DATA-146

This project is maintained by pterwoo

Project 2

Question 1: Describe continuous, ordinal and nominal data. Provide examples of each. Describe a model of your own construction that incorporates variables of each type of data. You are perfectly welcome to describe your model using english rather than mathematical notation if you prefer. Include hypothetical variables that represent your features and target.

Continuous data represents measurements. Length of an object in centimeters would be an example of continuous data. Ordinal data is data that is ordered by rank (1st, 2nd, 3rd, etc.). Any numerical ranking system can be considered ordinal data. Nominal data is categorical data that is labled with numbers. Zip codes are an example nominal data.

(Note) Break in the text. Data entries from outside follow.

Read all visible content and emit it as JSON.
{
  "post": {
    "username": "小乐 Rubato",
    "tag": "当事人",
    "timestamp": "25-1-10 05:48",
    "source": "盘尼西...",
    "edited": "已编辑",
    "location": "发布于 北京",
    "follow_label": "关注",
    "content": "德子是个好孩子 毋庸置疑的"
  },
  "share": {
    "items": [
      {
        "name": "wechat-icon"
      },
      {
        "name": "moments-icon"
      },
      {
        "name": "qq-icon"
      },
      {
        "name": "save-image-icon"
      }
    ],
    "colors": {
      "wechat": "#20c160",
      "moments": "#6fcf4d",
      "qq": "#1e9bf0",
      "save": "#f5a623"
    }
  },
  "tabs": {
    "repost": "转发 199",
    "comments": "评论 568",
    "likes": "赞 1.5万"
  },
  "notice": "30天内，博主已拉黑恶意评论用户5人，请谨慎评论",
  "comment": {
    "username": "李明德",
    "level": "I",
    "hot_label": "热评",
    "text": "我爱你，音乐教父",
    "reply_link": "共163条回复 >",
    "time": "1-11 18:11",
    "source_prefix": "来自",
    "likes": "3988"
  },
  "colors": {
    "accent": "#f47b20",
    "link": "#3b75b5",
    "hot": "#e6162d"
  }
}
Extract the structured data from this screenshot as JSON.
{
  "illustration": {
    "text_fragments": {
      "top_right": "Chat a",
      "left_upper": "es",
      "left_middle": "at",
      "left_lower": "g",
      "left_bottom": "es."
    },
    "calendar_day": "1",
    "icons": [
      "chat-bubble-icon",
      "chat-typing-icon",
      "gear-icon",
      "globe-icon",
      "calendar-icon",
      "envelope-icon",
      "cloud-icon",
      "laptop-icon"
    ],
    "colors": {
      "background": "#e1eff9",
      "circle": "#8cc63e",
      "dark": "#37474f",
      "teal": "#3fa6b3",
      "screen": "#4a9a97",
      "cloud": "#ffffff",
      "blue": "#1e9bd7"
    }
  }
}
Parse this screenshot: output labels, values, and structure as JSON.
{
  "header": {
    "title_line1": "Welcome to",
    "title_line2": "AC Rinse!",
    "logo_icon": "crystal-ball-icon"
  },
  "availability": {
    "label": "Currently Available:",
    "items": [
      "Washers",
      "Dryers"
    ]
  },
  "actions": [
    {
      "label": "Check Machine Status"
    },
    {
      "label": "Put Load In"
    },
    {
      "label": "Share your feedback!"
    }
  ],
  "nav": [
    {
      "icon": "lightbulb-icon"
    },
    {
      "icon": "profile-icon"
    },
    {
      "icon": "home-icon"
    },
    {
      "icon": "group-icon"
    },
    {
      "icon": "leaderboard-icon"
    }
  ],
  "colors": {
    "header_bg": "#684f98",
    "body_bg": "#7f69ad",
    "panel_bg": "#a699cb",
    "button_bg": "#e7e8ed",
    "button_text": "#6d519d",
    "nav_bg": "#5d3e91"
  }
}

Example Model: Predicting Mercer Quality of Living City Ranking with GDP, population, and numerically-organized continent codes. The target (or dependent variable) here is the quality of living city ranking which is an example of ordinal data. The features (independent variables) are GDP, population, and numerically-organized continent codes. GDP and population are examples of continuous data and numerical continent codes are nominal data.

Question 2: Comment out the seed from your randomly generated data set of 1000 observations and use the beta distribution to produce a plot that has a mean that approximates the 50th percentile. Also produce both a right skewed and left skewed plot by modifying the alpha and beta parameters from the distribution. Be sure to modify the widths of your columns in order to improve legibility of the bins (intervals). Include the mean and median for all three plots.

To do this,

import numpy as np
import pandas as pd
import matplotlib.pyplot as plt

n = 1000
a = 5
b = 5
#np.random.seed(10)
dataset = np.random.beta(a, b, size = n)

We can examine whether or not the mean lies in the 50th percentile by graphing.

plt.figure(figsize = (8, 8))
plt.hist(dataset, rwidth = 0.8)
plt.show()

We can see that the distribution follows a standard bell curve, and therefore the mean does approximate the 50th percentile. The mean for this dataset is 0.506 and the median is 0.504.

To create a right skewed plot,

n = 1000
a = 0.5
b = 1
#np.random.seed(10)
rskew = np.random.beta(a, b, size = n)

plt.figure(figsize = (8, 8))
plt.hist(rskew, rwidth = 0.8)
plt.show()

The mean for this dataset is 0.338 and the median is 0.257.

To create a left-skewed plot:

n = 1000
a = 1
b = 0.5
#np.random.seed(10)
lskew = np.random.beta(a, b, size = n)

plt.figure(figsize = (8, 8))
plt.hist(lskew, rwidth = 0.8)
plt.show()

The mean for this dataset is 0.678 and the median is 0.783

Question 3: Using the gapminder data set, produce two overlapping histograms within the same plot describing life expectancy in 1952 and 2007. Plot the overlapping histograms using both the raw data and then after applying a logarithmic transformation (np.log10() is fine). Which of the two resulting plots best communicates the change in life expectancy amongst all of these countries from 1952 to 2007?

The resulting plot looks like this:

After putting it through logarithmic transformation, the plot looks like this:

Comparing the two, you find that the second plot is the better visual representation of overall change. The relatively high variances of the first plot’s distributions make it slightly more difficult to gauge the difference, whereas the second plot’s distributions are easier to spot out the difference.

Question 4: Using the seaborn library of functions, produce a box and whiskers plot of population for all countries at the given 5-year intervals. Also apply a logarithmic transformation to this data and produce a second plot. Which of the two resulting box and whiskers plots best communicates the change in population amongst all of these countries from 1952 to 2007?

The plot looks like this:

The same plot with logarithmic transformation using numpy.log10()

Again, the boxplot with the log transform communicates the change in population better, but this time the difference between the two graphs are very apparent. The raw data plot shows the outliers increasing by the years and the actual boxes are squeezed into the bottom of the plot, making it impossible to tell how most populations generally changed. This is due to the large outliers that deviate significantly from the mean/median; the outliers are so much bigger than the average that the averages are all squeezed into the bottom and not legible. The log transform data reduces the difference between the mean and the large outliers, and display the boxplots in a legible, easy to read manner.